The Supreme Court, Race, and Civil Rights

Download The Supreme Court, Race, and Civil Rights PDF Online Free

Author :
Publisher : SAGE Publications
ISBN 13 : 1452263795
Total Pages : 510 pages
Book Rating : 4.4/5 (522 download)

DOWNLOAD NOW!


Book Synopsis The Supreme Court, Race, and Civil Rights by : Abraham L. Davis

Download or read book The Supreme Court, Race, and Civil Rights written by Abraham L. Davis and published by SAGE Publications.
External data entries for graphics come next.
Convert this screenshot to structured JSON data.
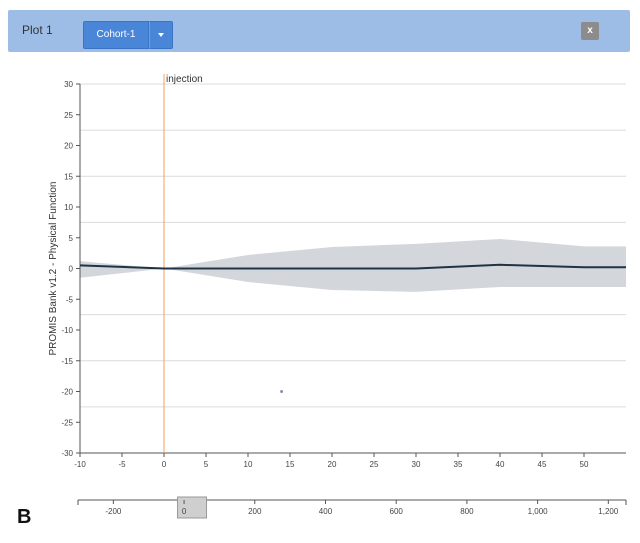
{
  "header": {
    "title": "Plot 1",
    "cohort_label": "Cohort-1",
    "close_label": "x"
  },
  "figure_label": "B",
  "chart_data": {
    "type": "area",
    "ylabel": "PROMIS Bank v1.2 - Physical Function",
    "xlim": [
      -10,
      55
    ],
    "ylim": [
      -30,
      30
    ],
    "xticks": [
      -10,
      -5,
      0,
      5,
      10,
      15,
      20,
      25,
      30,
      35,
      40,
      45,
      50
    ],
    "yticks": [
      30,
      25,
      20,
      15,
      10,
      5,
      0,
      -5,
      -10,
      -15,
      -20,
      -25,
      -30
    ],
    "gridlines_y": [
      30,
      22.5,
      15,
      7.5,
      0,
      -7.5,
      -15,
      -22.5
    ],
    "annotation": {
      "label": "injection",
      "x": 0
    },
    "mean_line": {
      "x": [
        -10,
        0,
        10,
        20,
        30,
        40,
        50,
        55
      ],
      "y": [
        0.5,
        0,
        0,
        0,
        0,
        0.6,
        0.2,
        0.2
      ]
    },
    "band": {
      "x": [
        -10,
        0,
        10,
        20,
        30,
        40,
        50,
        55
      ],
      "upper": [
        1.2,
        0,
        2.2,
        3.5,
        4.0,
        4.8,
        3.6,
        3.6
      ],
      "lower": [
        -1.5,
        0,
        -2.2,
        -3.5,
        -3.8,
        -3.0,
        -3.0,
        -3.0
      ]
    },
    "outlier": {
      "x": 14,
      "y": -20
    },
    "band_color": "#d3d7dc",
    "line_color": "#1f3344",
    "annotation_color": "#f0a060",
    "brush": {
      "xticks": [
        -200,
        0,
        200,
        400,
        600,
        800,
        1000,
        1200
      ],
      "xtick_labels": [
        "-200",
        "0",
        "200",
        "400",
        "600",
        "800",
        "1,000",
        "1,200"
      ],
      "xlim": [
        -300,
        1250
      ],
      "selection": [
        -10,
        55
      ]
    }
  }
}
This book was released on 1995-07-25 with total page 510 pages. Available in PDF, EPUB and Kindle. Book excerpt: Providing a well-rounded presentation of the constitution and evolution of civil rights in the United States, this book will be useful for students and academics with an interest in civil rights, race and the law. Abraham L Davis and Barbara Luck Graham's purpose is: to give an overview of the Supreme Court and its rulings with regard to issues of equality and civil rights; to bring law, political science and history into the discussion of civil rights and the Supreme Court; to incorporate the politically disadvantaged and the human component into the discussion; to stimulate discussion among students; and to provide a text that cultivates competence in reading actual Supreme Court cases.